You are right sailing was the only way to reach the harbour of Hamburg from the North Sea until the steam engine were used for powering ships. Even hauling or towing was not possible. The River Elbe has been deep enough and it was also wide enough for beating against the wind.

The arquebuse barrels were new and unused matchlock types. Either they were bent by a heavy weight or by the excessive heat of the burning wreck. Especially one barrel is smoothly bent on its end.

Attached you will find the copper engraved print of the exploding ship from 2nd July 1622, which is most probably showing the origin of most/all of this objects. I think the image gives a good idea of the incident costing 45 of the ships crews lifes.

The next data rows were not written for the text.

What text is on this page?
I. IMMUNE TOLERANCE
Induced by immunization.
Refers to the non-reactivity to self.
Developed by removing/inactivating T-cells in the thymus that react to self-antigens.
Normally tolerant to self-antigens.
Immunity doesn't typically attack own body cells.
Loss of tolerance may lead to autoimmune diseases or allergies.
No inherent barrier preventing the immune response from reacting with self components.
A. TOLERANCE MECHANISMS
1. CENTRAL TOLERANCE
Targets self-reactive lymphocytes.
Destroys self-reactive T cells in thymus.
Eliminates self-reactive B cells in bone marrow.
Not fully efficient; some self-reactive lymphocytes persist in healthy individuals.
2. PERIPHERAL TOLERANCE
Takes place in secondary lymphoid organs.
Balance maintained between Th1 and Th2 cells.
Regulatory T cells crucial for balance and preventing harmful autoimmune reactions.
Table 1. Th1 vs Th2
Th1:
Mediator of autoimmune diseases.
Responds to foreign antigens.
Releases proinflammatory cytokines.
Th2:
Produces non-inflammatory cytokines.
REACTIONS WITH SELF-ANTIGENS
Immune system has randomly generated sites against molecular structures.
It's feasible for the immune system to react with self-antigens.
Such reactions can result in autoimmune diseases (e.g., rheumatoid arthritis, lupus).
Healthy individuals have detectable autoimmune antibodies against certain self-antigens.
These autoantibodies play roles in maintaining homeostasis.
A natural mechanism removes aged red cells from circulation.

As no records were found in any harbour or customs books of Hamburg regarding the payload (copper ingots, arquebuses etc.) for this ship, historians believe that it was going to break the Dutch blockade of Spain, smuggling strategic merchandise and weapons. That times the hanseatic City of Hamburg was bound by contract with the Nedtherlands to disable any supplies to Spain - but some hanseatic merchants made a good business out of it. It is believed that the ships canons were loaded in order to repel official patrols and pirates.

fernando 15th November 2012 01:13 PM

Great reconstruction and great pictures. Thanks a lot for sharing :) .
It looks to my humbles eyes, as also judging by the context that, the rope reinforcement of the cannon, was actualy mechanicaly twisted iron that was after applied to the muzzle.
I don't know whether to be more amazed with the bending of the aquebus barrels or with their extremely long length.
With less dimension but also noteworthy (to me :o ) are the iron nails. It looks like the technique of making them the was the same until just the other day. I was given a dozen of nails recuperated from old houses ceiling oak beams, probably from the XIX century, that have precisely the same aspect.